One hopes that the many who travelled to and from Oakland in the wake of the shooting of four police officers and the funeral observance as well as those who live there every day take time to view a new vision in its airport.
Artist Hung Liu created Going Away, Coming Home, in a public art installation at Oakland International. The red-crowned cranes were selected by the artist specifically as symbols of blessing and safe travel—the color red itself is considered in China to bring good luck—as well as for their heaven-ward motion. Liu explains, “For me, the birds embody the beautiful. They encourage us to get rid of our burdens, find victory over what ties us down, defy gravity, and feel the freedom of flight.” Marrying ancient Chinese imagery with 21st-century technology, the cranes appear to soar above satellite photo images of the West Coast and the Pacific Rim that have been sand-blasted, enameled and fired into a second layer of glass panels, which lends the installation tremendous depth and dramatic impact.
When I was trying to make sense of the contradictions and glory of Oakland for my novel Lake Merritt: What Goes Around Comes Around, I too turned to birds — the Canadian geese that flock around the estuary.
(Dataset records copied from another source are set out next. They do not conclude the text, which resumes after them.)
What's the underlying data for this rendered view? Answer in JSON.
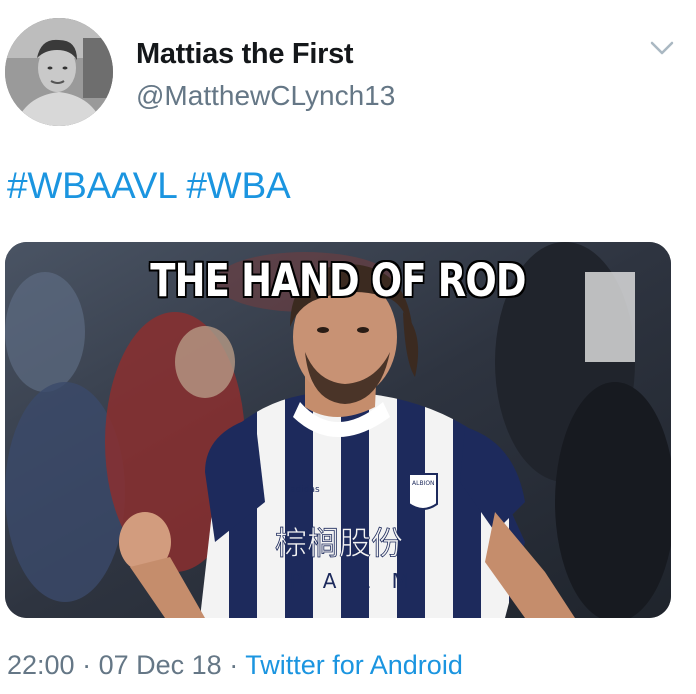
{
  "user": {
    "display_name": "Mattias the First",
    "handle": "@MatthewCLynch13"
  },
  "tweet": {
    "hashtags": [
      "#WBAAVL",
      "#WBA"
    ],
    "media": {
      "caption": "THE HAND OF ROD",
      "shirt_sponsor": "棕榈股份",
      "shirt_sponsor_latin": "PALM",
      "badge_text": "ALBION",
      "maker_text": "adidas"
    },
    "time": "22:00",
    "separator": "·",
    "date": "07 Dec 18",
    "source": "Twitter for Android"
  },
  "icons": {
    "chevron": "chevron-down-icon",
    "avatar": "avatar-photo"
  },
  "colors": {
    "link": "#1b95e0",
    "secondary_text": "#657786",
    "primary_text": "#14171a",
    "kit_navy": "#1d2a5c"
  }
}
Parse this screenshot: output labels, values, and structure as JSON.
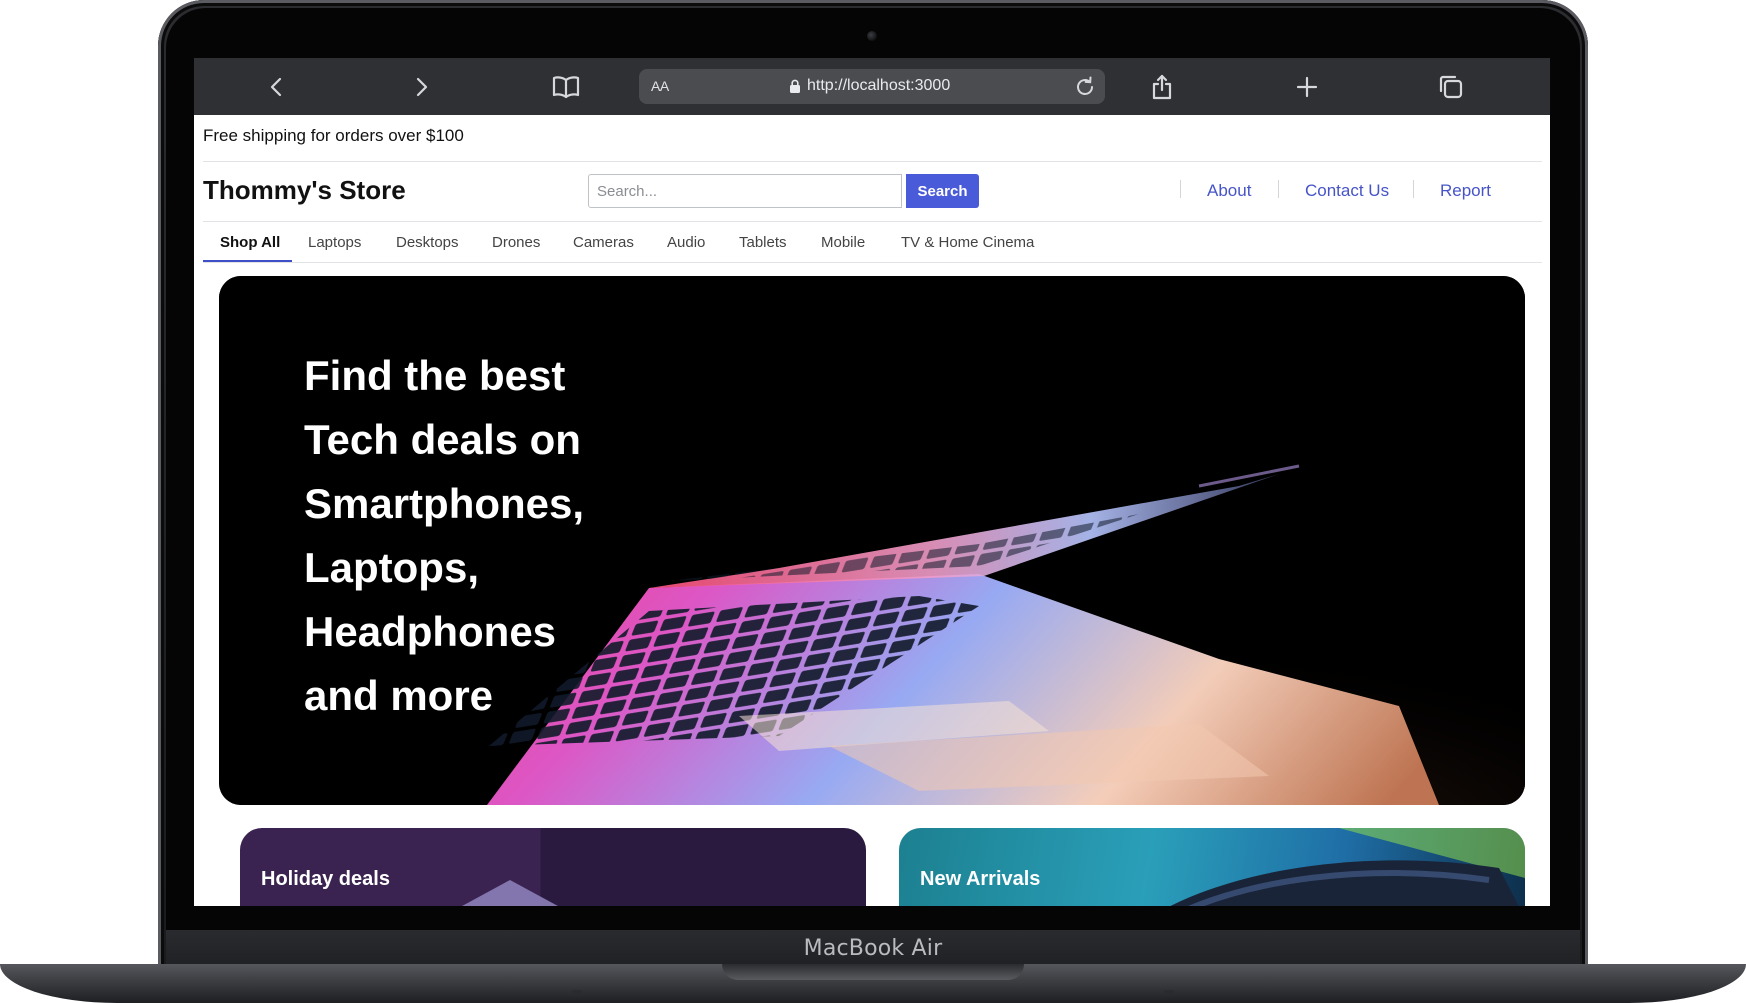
{
  "device": {
    "label": "MacBook Air"
  },
  "browser": {
    "reader_label": "AA",
    "url": "http://localhost:3000",
    "icons": [
      "back-icon",
      "forward-icon",
      "bookmarks-icon",
      "lock-icon",
      "reload-icon",
      "share-icon",
      "new-tab-icon",
      "tabs-icon"
    ]
  },
  "page": {
    "announcement": "Free shipping for orders over $100",
    "brand": "Thommy's Store",
    "search": {
      "placeholder": "Search...",
      "button_label": "Search"
    },
    "top_links": [
      "About",
      "Contact Us",
      "Report"
    ],
    "categories": {
      "items": [
        "Shop All",
        "Laptops",
        "Desktops",
        "Drones",
        "Cameras",
        "Audio",
        "Tablets",
        "Mobile",
        "TV & Home Cinema"
      ],
      "active": "Shop All"
    },
    "hero": {
      "headline": "Find the best Tech deals on Smartphones, Laptops, Headphones and more"
    },
    "promos": [
      "Holiday deals",
      "New Arrivals"
    ]
  },
  "colors": {
    "accent": "#4a5bd9",
    "link": "#4654c8",
    "toolbar": "#2f3033",
    "hero_bg": "#000000"
  }
}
That’s right, it’s not really a lake, it’s part of the Pacific Ocean.
That’s the kind of thing you find in a city where the mayor and former 30-year congressman is disinvited from speaking, because he spoke out against police brutality earlier in the year. He didn’t get much props from the other side of the spectrum, then, either.
Without a natural rallying point, the danger is that all the various factions of the city will harden their entrenched positions. These issues have been afoot since the Black Panthers.
But in all that madness, maybe we all need the sense of a goose.